Propensity score estimation

Propensity score methods estimate the probability of treatment assignment conditional on observed baseline characteristics [1, 4]. The PS estimation was carried out for each of our subgroups (warfarin, the combined-DOACs and dabigatran), resulting in two different PS models. Propensity scores were estimated with a logit model accounting for a series of baseline characteristics of first time OAC users. We accounted for age and sex, which are relevant drivers of treatment choice and are prognostic of the outcomes of interest. We also accounted for socio economic status using the Scottish Index of Multiple Deprivation (SIMD), reflecting areas of multiple deprivation ranked from the most to the least deprived and measured as quintiles, where the most and the least deprived areas are represented by 1 and 5, respectively [15]. Further, PS were estimated taking into account the risk score calculated (for each patient for the 5-year period prior to their first anticoagulation prescription) with the risk prediction tools CHA2DS2-VASc and HAS-BLED designed to stratify respectively in the context of AF the risk of stroke and the risk of bleeding [16-18]. Other relevant confounders that we used in our PS estimation were ischaemic stroke or systemic embolism or transient ischaemic attack (TIA), vascular disease, hypertension, diabetes, cancer, prescription predisposing bleeding, and comorbidity.
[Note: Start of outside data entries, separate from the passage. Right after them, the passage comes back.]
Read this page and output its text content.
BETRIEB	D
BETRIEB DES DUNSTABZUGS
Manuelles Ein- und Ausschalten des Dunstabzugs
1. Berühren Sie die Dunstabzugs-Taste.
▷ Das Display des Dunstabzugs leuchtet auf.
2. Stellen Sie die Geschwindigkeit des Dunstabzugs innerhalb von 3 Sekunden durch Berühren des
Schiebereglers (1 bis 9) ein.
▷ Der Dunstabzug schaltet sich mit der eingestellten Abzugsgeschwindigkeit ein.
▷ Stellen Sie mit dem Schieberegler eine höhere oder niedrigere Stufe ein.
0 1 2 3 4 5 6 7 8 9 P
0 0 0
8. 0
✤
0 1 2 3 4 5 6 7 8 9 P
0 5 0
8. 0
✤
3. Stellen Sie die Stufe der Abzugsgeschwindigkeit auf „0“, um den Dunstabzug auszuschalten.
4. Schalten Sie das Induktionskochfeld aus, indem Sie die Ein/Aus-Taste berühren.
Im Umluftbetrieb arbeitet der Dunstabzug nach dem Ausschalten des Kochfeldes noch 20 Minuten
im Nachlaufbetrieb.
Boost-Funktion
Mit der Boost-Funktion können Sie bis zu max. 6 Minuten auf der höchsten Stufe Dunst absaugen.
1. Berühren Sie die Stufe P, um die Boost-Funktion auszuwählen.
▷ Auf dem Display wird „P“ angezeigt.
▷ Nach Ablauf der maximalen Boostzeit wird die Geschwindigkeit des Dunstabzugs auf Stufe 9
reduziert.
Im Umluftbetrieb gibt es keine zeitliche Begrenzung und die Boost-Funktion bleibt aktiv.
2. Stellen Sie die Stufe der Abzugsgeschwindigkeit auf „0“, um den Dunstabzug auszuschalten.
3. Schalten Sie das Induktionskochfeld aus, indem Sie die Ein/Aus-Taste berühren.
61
The PS in each of the two different PS models was estimated according to the full set of covariates listed above. The proportion of missing data was <5%, hence imputation of missing values was not used [19], and a complete available case analysis was carried out. For each PS model tested, and for each comparison (combined-DOACs versus warfarin and dabigatran versus warfarin) PS distribution was inspected graphically to identify potentially extreme weights and to ascertain whether an adequate overlapping distribution has been achieved. Extreme weights are considered as such if PSs are <0.1 for the treatment group (combined-DOACs and dabigatran) or >0.9 for the control group (warfarin). Distributions of the predicted probabilities between treatment and control groups should overlap to indicate that covariates between groups are comparable [4, 20].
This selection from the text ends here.